As for circumstances. When mismanagement and corruption lead states into ruin; when the many are immiserated for the benefit of the luxuriant few; when the multitudes are treated not with basic dignity, but like swine at slaughter — first, a warning; then, with trepidation, a call to arms. When censorship moulds reality, and muzzles the mouth of truth; when dissent and criticism are met with cruel repression; when speech cannot be free for fear of the worst — first, a warning; then, a call to arms. When famine and disease ravage the bodies of the neglected; when the only dependable shelter lies within a crowded jail cell; when money can purchase food for no mouths but the grave’s — first, a warning; then, a call to arms. When conquerors invade under pretext of slavery; when backs bend under the yoke of servitude — first, a warning; then, a call to arms.
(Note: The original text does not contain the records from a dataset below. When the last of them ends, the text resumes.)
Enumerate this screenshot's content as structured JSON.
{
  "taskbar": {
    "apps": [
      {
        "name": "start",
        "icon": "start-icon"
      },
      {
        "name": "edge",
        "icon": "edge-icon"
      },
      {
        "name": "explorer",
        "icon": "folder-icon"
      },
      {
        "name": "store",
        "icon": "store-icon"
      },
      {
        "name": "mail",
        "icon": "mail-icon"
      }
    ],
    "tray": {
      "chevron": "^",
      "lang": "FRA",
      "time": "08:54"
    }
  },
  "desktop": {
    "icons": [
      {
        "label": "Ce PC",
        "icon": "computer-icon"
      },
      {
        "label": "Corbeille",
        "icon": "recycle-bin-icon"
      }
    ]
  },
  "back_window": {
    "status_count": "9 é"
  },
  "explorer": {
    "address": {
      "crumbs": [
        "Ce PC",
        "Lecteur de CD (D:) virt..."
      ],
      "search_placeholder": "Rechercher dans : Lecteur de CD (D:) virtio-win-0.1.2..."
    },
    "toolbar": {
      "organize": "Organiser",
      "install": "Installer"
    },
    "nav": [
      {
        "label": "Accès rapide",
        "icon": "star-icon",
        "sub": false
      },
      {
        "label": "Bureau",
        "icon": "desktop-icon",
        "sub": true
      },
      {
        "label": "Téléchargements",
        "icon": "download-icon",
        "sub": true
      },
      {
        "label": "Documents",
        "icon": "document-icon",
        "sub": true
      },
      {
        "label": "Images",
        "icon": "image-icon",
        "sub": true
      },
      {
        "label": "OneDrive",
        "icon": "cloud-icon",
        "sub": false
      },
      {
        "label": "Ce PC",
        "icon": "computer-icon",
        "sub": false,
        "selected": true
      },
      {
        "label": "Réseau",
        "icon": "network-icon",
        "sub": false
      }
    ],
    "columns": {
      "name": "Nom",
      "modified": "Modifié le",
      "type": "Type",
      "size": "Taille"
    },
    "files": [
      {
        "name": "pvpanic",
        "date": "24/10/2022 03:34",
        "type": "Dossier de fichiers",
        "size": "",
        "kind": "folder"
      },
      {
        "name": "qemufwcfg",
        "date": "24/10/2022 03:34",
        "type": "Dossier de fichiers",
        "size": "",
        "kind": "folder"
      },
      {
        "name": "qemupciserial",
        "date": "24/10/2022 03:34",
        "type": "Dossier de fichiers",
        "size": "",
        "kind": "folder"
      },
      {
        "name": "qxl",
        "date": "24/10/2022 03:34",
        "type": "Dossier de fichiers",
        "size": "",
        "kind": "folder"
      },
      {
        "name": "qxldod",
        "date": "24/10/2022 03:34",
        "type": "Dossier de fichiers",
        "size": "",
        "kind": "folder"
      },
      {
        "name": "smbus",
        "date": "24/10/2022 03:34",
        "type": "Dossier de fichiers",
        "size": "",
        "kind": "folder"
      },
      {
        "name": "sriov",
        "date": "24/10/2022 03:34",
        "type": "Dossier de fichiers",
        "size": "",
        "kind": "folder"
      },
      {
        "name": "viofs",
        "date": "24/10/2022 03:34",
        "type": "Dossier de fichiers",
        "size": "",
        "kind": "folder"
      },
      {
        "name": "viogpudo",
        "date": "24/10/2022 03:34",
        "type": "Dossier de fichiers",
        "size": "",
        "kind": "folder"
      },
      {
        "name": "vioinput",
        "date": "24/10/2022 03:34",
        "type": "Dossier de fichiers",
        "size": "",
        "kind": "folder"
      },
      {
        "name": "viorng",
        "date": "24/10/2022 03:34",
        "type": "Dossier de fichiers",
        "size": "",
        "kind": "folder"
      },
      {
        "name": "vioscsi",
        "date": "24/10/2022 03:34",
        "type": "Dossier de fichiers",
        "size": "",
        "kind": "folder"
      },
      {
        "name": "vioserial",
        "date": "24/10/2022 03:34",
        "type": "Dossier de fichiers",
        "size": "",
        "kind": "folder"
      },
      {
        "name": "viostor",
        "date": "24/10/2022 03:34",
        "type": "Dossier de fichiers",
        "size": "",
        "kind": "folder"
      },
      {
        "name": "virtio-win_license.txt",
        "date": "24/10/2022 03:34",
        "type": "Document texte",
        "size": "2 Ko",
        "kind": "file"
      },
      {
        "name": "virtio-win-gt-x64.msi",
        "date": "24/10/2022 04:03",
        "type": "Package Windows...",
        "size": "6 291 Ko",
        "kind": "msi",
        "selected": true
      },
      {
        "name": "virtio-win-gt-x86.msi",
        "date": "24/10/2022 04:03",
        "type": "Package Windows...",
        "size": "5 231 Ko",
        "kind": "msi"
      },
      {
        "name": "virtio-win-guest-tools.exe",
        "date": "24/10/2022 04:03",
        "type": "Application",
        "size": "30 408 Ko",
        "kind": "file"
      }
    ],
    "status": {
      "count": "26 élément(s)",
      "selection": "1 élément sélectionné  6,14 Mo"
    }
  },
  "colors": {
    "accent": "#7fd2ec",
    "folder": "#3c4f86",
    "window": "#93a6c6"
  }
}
When parents fear for their children’s safety; children, for their parents’ survival; and each generation buries the other — then, a call to arms. When power is arbitrary; and barbarism, rampant — then, a call to arms. When death is the reigning principle — then, a call to arms. When all else leads towards extinction — then …? That time may yet come to pass. For now, let’s leave arms aside. Let’s first take up placards, and advance the cause of our survival with the non-violent politics of persuasion.

For the true power of revolution lies not in its violence, but in its ideas. The realm of ideas is where revolutions endure as affirmations of humanity’s compassion for its best parts, and of its desire to humbly improve the world in which it finds itself living. Violence alone does not make for lasting political power. James Madison claimed that all political authority is based on popular assent — “that all governments rest on opinion.” It is in revolutions’ appeal to that all-important arbiter — the opinion, the ideals, the beliefs of the many — that they gain traction: as forces of change for today, for tomorrow, and (it must sometimes be admitted) for far-off, distant days better suited to take up today’s precocious aims.

Out of revolutions may come, to borrow from a tale of two sympathies, the best or worst of times, ages of wisdom or foolishness, seasons of light or darkness, springs of hope, or winters of despair. Yet so may these mixed outcomes arise even in the absence of revolution. Misery needs no pretext to wreak its worst; tyranny, no special moment. It is seldom easy to judge whether the unacknowledged suffering, or the suffering that revolutionary violence can precipitate, exacts the greatest toll. “The Tsarist oppression was severe. The Tsarist regime was unjust. The [Russian] Revolution was because of very good reasons. And,” said historian Stephen Kotkin (biographer of Stalin, himself no proponent of the Soviet era, and certainly no apologist for Stalinist excesses), “thank God they overthrew the Tsarist regime.” Though, for all this, the “shards of the old regime [became] the building blocks of the new regime.” May this last serve as an enduring lesson and warning for all revolutions to come.

As for revolutions to come. Is the glorious sun of a new Spring of Nations, one hundred and seventy–odd years in its redemptive rise, to shed its renewing light on the prevailing winter of darkness and discontent? Then, the year of the Common Era one thousand eight hundred and forty-eight, was a time when liberal democracy was a cause that gripped aristocratic Europe with revolutionary fury. The Communist Manifesto had been published in the month of February; peasants and workers and bourgeois alike were beginning to agitate; socialism and communism and representative democracy were the radical causes du jour. The upheaval spread, in shapes softened by distance, as far abroad as South America; and into the future, where, as an idea, an example, and an admonition, it persisted despite (or perhaps, rather, because of) its failures. Then, on to 1917; and to 1968; and to 1989; and to 2011. If the pace at which widespread revolutions are begotten is quickening, then we are soon due for a new brood. The stakes are at their highest. And the crowds are already gathering.